Płakała w nocy, ale nie jej płacz go zbudził.
Nie był płaczem dla niego, chociaż mógł być o nim.
To był wiatr, dygot szyby, obce sprawom ludzi.

I półprzytomny wstyd: że ona tak się trudzi,
to, co tłumione, czyniąc podwójnie tłumionym
przez to, że w nocy płacze. Nie jej płacz go zbudził:

ile więc było wcześniej nocy, gdy nie zwrócił
uwagi — gdy skrzyp drewna, trzepiąca o komin
gałąź, wiatr, dygot szyby związek z prawdą ludzi

negowały staranniej: ich szmer gasł, nim wrzucił
do skrzynki bezsenności rzeczowy anonim:
"Płakała w nocy, chociaż nie jej płacz cię zbudził"?

Na wyciągnięcie ręki — ci dotkliwie drudzy,
niedotykalnie drodzy ze swoim "Śpij, pomiń
snem tę wilgoć poduszki, nocne prawo ludzi".

I nie wyciągnął ręki. Zakłóciłby, zbrudził
toporniejszą tkliwością jej tkliwość: "Zapomnij.
Płakałam w nocy, ale nie mój płacz cię zbudził.
To był wiatr, dygot szyby, obce sprawom ludzi".
The first stanza of the translation is, to me, strikingly different from the original. While everything else essentially matches up, the opening sets a very different tone.

More literally, it'd be something like this...
She cried that night, but it's not her crying that woke him.
She wasn't crying for him, but it might've been about him.
It was the wind, a rattling window pane, other people's odd business.
So while the official translation maintains the rhyme, rhythm, matter-of-factness of the original, it turns on generality. There is something altogether more pointed and tragic about the original. She might be crying about him.

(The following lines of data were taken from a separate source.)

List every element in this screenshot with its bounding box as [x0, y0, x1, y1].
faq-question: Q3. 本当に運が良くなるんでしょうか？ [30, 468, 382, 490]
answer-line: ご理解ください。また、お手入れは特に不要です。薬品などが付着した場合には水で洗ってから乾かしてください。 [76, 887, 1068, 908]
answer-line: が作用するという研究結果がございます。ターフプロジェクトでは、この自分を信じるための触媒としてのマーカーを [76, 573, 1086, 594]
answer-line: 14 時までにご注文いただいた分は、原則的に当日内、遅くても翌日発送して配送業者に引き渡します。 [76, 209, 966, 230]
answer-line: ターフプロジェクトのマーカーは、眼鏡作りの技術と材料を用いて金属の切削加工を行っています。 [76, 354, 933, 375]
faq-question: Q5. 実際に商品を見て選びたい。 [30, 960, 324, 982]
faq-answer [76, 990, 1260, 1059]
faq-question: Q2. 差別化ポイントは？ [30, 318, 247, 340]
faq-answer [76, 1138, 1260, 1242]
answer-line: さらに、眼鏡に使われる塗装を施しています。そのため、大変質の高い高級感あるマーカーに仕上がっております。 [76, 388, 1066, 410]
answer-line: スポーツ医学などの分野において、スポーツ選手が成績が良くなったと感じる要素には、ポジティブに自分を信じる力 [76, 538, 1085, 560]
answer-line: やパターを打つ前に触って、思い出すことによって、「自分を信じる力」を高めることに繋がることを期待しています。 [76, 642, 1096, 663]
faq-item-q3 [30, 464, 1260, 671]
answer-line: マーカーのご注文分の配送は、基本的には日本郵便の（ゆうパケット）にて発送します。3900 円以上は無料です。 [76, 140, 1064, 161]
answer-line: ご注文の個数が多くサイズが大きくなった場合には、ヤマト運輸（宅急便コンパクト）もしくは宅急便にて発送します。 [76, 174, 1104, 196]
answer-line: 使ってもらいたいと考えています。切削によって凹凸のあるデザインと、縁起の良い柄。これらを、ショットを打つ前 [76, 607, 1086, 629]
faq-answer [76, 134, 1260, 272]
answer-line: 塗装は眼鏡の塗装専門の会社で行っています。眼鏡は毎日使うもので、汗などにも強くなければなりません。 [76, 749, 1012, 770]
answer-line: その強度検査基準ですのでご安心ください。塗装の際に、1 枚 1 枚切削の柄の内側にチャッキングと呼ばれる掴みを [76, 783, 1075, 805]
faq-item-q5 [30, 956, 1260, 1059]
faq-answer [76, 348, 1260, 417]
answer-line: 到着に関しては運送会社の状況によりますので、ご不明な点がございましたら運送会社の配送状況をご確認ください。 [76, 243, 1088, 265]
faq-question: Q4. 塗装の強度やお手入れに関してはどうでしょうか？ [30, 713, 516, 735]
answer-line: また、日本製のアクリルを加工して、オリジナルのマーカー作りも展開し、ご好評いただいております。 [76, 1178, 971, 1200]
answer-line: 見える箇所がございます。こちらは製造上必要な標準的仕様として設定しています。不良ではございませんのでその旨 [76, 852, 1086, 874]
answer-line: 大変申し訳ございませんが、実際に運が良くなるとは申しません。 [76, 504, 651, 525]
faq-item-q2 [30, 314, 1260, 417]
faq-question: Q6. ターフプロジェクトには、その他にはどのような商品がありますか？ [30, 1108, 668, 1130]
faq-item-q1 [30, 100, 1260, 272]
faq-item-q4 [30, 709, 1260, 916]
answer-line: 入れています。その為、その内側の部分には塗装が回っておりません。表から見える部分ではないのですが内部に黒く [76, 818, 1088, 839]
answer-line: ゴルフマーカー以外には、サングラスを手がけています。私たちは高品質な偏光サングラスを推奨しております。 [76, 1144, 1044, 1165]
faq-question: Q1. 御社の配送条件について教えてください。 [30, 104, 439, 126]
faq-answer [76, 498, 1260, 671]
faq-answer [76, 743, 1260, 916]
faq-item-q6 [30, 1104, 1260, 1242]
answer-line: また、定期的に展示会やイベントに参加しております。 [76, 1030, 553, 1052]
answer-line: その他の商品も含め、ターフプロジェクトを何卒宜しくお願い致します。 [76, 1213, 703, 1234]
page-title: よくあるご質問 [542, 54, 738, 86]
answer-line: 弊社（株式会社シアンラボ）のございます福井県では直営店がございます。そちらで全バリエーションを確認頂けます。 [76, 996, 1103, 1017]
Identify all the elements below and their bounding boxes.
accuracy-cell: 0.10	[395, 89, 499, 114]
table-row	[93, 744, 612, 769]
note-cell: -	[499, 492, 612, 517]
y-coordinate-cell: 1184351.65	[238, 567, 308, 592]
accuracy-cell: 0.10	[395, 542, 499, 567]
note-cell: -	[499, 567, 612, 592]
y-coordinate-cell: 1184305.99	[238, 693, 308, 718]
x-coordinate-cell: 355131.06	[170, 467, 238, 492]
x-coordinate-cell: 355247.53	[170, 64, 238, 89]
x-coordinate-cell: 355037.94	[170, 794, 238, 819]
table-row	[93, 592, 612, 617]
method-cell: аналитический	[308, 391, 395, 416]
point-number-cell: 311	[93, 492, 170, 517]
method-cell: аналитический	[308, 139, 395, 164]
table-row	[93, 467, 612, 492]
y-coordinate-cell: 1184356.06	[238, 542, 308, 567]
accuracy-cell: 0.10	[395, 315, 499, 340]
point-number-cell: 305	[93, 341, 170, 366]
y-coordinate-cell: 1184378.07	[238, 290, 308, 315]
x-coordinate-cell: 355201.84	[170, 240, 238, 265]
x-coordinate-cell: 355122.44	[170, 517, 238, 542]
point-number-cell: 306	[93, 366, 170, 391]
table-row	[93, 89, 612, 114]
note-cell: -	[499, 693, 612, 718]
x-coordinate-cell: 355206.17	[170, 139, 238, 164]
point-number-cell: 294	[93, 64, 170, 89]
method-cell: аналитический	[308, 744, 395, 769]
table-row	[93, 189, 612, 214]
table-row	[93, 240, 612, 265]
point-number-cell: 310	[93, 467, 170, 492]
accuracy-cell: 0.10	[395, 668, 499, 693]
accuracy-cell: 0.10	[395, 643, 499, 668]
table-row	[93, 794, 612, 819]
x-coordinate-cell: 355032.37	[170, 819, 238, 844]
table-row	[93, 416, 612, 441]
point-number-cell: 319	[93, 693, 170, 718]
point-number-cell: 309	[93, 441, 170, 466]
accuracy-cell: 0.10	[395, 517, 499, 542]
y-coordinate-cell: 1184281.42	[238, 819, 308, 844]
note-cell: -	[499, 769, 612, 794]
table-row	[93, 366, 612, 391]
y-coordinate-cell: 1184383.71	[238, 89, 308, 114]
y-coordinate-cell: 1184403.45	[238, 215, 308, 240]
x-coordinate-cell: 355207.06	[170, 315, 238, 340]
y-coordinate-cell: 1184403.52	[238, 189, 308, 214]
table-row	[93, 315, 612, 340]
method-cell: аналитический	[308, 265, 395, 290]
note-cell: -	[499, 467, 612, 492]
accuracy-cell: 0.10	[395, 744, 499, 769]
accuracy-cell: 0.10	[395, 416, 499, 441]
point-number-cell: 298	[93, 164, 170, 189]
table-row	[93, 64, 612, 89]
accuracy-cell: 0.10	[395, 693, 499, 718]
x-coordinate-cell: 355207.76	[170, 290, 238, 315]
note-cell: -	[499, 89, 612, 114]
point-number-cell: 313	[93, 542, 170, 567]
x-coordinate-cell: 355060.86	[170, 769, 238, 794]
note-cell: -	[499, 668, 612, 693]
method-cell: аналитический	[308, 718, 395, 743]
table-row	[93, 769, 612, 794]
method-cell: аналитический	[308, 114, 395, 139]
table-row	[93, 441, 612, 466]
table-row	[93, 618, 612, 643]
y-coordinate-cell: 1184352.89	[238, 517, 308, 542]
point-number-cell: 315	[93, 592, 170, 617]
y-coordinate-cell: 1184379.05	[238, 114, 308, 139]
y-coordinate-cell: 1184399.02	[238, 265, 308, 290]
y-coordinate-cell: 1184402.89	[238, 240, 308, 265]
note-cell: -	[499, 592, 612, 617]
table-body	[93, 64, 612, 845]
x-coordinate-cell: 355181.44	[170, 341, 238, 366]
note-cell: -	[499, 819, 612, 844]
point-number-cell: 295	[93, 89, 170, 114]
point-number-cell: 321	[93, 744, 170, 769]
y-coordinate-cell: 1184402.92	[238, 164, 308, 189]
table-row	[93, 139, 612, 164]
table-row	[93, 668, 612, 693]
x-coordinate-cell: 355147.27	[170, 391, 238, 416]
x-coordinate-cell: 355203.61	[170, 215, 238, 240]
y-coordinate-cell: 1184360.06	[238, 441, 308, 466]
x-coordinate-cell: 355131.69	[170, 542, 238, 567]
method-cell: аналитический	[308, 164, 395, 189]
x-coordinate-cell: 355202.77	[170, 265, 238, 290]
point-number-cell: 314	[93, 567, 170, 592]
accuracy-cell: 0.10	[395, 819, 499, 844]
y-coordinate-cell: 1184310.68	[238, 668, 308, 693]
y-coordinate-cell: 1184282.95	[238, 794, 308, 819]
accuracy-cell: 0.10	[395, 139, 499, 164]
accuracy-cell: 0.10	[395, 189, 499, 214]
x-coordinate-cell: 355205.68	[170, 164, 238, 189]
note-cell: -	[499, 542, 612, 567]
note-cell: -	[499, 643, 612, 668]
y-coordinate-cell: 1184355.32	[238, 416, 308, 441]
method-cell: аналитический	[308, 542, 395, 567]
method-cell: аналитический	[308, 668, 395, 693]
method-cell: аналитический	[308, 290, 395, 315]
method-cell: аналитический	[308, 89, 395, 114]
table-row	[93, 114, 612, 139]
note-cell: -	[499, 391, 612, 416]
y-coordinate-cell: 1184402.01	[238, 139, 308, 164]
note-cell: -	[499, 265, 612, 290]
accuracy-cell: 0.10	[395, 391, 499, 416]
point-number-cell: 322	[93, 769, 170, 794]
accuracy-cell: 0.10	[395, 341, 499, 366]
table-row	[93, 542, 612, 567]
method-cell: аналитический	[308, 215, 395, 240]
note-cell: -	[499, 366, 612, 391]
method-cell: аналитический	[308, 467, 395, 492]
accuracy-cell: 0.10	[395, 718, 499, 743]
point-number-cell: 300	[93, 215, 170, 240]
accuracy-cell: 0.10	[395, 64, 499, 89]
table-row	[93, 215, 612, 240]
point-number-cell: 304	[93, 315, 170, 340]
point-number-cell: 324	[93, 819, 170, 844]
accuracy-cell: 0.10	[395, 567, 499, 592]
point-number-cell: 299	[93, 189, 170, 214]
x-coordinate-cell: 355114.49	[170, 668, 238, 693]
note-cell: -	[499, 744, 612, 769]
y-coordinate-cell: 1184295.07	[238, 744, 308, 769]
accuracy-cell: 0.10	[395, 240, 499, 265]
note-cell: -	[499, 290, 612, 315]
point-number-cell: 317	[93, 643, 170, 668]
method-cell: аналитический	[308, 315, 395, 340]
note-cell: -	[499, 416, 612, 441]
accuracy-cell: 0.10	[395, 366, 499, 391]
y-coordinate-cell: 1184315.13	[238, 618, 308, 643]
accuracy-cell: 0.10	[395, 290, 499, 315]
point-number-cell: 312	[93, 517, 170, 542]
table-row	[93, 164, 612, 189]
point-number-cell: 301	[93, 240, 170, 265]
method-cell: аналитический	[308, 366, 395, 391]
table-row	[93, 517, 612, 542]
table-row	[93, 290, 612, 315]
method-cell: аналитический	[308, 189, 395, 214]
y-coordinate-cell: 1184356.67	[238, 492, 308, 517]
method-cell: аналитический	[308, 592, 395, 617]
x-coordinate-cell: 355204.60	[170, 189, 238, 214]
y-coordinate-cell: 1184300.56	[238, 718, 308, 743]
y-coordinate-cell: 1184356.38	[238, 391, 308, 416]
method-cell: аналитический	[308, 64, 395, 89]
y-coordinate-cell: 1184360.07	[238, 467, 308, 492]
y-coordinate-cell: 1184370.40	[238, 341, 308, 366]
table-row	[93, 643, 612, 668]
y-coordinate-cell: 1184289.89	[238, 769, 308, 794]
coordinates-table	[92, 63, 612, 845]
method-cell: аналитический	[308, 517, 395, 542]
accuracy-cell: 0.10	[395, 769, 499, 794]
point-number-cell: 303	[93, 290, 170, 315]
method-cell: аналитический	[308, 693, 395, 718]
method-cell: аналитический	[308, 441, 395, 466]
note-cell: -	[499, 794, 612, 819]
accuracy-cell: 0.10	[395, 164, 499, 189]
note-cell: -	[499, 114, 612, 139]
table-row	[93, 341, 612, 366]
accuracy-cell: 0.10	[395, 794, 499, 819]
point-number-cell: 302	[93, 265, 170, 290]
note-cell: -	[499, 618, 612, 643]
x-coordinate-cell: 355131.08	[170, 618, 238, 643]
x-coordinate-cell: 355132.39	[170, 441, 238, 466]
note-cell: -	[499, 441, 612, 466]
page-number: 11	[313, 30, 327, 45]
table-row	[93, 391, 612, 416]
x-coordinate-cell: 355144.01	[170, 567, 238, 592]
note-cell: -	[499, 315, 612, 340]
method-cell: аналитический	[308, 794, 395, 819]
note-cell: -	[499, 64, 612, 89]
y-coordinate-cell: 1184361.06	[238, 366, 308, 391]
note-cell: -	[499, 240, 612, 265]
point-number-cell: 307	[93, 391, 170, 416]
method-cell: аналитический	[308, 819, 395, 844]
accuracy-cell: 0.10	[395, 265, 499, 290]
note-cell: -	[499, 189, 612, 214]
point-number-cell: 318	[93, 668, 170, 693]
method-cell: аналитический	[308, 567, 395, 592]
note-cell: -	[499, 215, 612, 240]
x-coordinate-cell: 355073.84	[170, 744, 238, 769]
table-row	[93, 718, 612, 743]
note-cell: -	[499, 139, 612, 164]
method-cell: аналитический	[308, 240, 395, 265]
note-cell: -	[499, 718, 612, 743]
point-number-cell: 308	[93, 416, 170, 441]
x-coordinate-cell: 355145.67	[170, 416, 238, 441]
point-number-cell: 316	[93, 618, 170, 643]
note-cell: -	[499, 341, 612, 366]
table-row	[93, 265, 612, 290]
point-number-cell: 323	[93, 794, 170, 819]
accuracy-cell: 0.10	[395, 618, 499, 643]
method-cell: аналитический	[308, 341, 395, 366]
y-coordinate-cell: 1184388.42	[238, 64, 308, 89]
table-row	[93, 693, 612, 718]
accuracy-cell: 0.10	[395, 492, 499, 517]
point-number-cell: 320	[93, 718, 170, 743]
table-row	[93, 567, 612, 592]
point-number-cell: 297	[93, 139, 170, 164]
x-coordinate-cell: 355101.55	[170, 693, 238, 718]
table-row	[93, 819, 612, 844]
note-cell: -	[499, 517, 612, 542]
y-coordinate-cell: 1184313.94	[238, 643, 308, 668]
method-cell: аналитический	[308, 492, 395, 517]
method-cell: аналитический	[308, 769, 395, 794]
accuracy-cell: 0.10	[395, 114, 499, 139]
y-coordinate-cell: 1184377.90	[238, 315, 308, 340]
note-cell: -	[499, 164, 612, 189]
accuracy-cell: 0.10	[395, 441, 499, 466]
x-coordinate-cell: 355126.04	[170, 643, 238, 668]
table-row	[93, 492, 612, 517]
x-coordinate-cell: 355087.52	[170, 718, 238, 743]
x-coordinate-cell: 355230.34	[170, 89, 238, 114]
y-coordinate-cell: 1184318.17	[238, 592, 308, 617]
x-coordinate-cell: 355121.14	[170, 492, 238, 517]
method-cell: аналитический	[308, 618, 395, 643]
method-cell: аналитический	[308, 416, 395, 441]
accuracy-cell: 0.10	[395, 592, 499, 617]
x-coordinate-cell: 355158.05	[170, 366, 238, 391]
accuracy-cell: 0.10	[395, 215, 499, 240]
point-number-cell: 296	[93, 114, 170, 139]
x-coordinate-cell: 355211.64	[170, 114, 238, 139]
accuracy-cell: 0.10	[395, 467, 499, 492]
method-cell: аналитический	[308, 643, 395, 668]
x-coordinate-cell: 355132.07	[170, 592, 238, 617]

I've always enjoyed comparing poems in translation, and I marvel at the translators' feat. It demands emotional precision more than technical exactitude.

But to my ear, this English translation is a very different poem.

Where is the damp pillow? A person's right to sleep at night?

Thursday, January 01, 2015

Full of things that have never been

And now let us believe in a long year that is given to us, new, untouched, full of things that have never been, full of work that has never been done, full of tasks, claims, and demands; and let us see that we learn to take it without letting fall too much of what it has to bestow upon those who demand of it necessary, serious and great things.
— from Rainer Maria Rilke, in a letter to Clara Rilke, January 1, 1907.

Hear me, world. I demand necessary, serious, and great things.